More iSchools on the way?

Fresh from approving the latest additions to the iSchool community (59 now) and having already marked out 10th conference in Berlin earlier this year, the iSchool movement might be considered a success on all normal measures. Of course, having new members now whose faculty members a decade ago were somewhat dismissive of the whole movement is certainly one other measure of maturity, I suppose. More impressive, to me at least, is the sense that new schools are being created, not just re-badged. To this end, there are plans at the University of Arizona to create a new iSchool which I learned about earlier this year.  That process is ongoing but I was particularly intrigued to see the announcement this morning that University of Colorado-Boulder was creating a new college, for the first time in decades,  that certainly has iSchool credentials: the new College of Media, Communication and Information. Of course, I prefer a simpler name than one that strives not to exclude any existing community by piling them into one long monicker, but let’s not quibble (they could have added a few more given the planned departmental structure!).  The call for a new dean speaks directly to the need for interdisciplinary collaboration across it’s departmental units and an integrated curriculum as a hallmark of the new college. It’s rare to see new colleges formed but in this field, Indiana and Penn State have done it well. Given the units involved, I have every expectation that the Boulder initiative will offer a program of similar impact in due course, though the noticeable absence of any computational group suggests this program might not be like any other to date.

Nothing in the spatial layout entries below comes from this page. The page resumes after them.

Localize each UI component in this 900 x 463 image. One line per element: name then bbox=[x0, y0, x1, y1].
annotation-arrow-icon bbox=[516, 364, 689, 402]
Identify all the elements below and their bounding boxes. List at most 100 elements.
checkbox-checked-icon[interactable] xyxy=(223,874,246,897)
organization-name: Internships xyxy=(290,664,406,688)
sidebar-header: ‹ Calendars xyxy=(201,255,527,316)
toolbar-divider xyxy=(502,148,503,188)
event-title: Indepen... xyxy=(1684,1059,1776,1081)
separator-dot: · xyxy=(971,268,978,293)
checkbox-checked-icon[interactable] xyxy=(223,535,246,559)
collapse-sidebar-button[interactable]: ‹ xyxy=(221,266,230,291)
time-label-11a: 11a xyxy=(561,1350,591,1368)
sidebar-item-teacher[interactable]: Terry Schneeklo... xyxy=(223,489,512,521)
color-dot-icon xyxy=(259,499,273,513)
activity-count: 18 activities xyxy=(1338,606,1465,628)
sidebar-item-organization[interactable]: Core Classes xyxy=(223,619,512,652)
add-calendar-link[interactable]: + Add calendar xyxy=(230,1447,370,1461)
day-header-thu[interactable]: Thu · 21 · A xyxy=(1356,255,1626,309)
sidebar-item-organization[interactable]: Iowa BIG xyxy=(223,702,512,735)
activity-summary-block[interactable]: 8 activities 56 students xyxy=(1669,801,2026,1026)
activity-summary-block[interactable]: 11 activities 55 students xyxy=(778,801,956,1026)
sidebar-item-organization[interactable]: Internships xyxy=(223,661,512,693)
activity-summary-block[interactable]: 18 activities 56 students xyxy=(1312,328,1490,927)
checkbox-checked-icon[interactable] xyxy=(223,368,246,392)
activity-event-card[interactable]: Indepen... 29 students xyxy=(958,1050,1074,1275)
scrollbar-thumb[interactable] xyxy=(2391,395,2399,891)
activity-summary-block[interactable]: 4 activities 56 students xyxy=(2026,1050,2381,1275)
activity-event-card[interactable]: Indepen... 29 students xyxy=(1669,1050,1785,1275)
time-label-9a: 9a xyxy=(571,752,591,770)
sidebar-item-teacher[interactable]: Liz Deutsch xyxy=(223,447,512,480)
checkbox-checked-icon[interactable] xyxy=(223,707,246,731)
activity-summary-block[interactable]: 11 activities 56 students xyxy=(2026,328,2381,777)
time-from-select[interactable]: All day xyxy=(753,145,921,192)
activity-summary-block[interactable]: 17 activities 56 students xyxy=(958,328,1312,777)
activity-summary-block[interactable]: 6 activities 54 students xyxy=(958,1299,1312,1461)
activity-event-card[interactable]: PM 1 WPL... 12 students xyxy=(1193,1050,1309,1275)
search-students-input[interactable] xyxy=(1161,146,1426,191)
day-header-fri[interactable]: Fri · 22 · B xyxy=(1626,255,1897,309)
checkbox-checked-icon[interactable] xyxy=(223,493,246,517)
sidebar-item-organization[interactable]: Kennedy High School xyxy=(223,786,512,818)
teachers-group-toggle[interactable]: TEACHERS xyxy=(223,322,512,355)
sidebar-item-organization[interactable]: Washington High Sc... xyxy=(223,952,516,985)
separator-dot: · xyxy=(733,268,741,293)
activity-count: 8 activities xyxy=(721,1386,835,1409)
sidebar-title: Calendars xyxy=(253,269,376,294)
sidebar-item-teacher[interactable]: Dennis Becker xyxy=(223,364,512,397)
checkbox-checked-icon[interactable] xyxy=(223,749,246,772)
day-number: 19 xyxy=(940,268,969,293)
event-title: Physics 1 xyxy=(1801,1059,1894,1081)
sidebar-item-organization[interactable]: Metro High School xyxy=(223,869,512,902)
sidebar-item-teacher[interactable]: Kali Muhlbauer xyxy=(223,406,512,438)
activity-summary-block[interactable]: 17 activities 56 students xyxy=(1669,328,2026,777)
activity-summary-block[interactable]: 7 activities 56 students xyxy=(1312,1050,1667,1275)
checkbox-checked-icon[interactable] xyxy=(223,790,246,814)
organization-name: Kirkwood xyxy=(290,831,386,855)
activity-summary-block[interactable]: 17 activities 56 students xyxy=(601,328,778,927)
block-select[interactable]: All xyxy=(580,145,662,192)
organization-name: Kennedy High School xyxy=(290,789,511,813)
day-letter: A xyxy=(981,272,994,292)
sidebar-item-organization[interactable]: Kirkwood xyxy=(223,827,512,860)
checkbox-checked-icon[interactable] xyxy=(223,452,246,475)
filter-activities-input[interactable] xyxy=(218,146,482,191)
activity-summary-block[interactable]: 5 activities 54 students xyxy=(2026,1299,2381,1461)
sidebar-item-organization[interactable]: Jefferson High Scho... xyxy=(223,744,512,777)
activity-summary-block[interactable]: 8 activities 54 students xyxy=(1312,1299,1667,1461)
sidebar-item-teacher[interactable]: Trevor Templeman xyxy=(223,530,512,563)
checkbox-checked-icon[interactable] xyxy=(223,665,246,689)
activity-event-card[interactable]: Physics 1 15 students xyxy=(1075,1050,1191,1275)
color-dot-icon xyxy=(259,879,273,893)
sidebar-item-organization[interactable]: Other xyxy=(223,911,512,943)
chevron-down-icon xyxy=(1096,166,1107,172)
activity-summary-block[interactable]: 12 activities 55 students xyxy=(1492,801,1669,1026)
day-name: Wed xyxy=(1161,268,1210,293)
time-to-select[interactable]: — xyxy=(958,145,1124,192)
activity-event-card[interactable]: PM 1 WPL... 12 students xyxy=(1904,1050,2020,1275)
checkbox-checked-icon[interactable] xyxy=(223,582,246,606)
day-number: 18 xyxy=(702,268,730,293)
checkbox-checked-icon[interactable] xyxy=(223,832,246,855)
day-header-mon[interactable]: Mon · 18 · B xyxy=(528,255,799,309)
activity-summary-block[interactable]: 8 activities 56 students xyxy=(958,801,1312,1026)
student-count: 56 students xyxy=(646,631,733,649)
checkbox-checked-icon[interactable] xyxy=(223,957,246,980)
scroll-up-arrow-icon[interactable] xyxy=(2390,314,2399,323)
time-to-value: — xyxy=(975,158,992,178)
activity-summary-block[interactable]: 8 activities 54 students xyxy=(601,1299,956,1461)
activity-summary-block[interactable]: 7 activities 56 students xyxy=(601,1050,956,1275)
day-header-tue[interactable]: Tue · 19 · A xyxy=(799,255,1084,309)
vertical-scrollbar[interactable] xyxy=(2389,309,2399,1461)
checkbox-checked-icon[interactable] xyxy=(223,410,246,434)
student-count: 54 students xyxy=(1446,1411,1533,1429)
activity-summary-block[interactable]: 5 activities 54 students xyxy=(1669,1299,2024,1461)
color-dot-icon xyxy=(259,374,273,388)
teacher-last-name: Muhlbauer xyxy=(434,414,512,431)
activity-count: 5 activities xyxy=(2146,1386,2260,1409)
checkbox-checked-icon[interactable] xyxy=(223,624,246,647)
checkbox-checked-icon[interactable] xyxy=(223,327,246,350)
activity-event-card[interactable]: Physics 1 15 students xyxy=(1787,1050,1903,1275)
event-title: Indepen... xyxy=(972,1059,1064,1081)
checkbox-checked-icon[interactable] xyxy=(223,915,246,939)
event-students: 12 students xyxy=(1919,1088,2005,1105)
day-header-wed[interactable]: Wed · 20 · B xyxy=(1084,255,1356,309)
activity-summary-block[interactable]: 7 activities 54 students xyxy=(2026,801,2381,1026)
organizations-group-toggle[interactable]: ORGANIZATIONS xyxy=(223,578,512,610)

Perhaps more seriously, the connections between communications and information schools is one to consider. There are several such colleges in the US, formed through mergers motivated by efficiencies rather than intellectual synergies, and it must prove somewhat comforting to university administrators to lump smaller  independent units into larger singletons when finances are tight. However, while communications and information might appear natural bedfellows on some measures, there are some very real differences and both academic traditions are themselves somewhat odd entities often originally created from the assemblage of even smaller academic programs in previous, resource-challenged times.  If the barriers between communications and information scholars are fading, the question to ask is if this is a process that evolves from natural scholarly advances in our theories and methods for addressing human activities in the 21st century or if this is more often a sign that on the surface, these areas look so alike to administrators that they might as well lump them together. One suspects there are strong views on either side, but we rarely hear them expressed, at least publicly.   And for what it’s worth, don’t imagine I think that only one of these routes is the appropriate path – sometimes just putting groups together can have real and previously unimagined benefits if handled appropriately. We shall see.  In the meantime, I recommend everyone reads Andrew Abbott’s Chaos of Disciplines and applies those insights to the information field.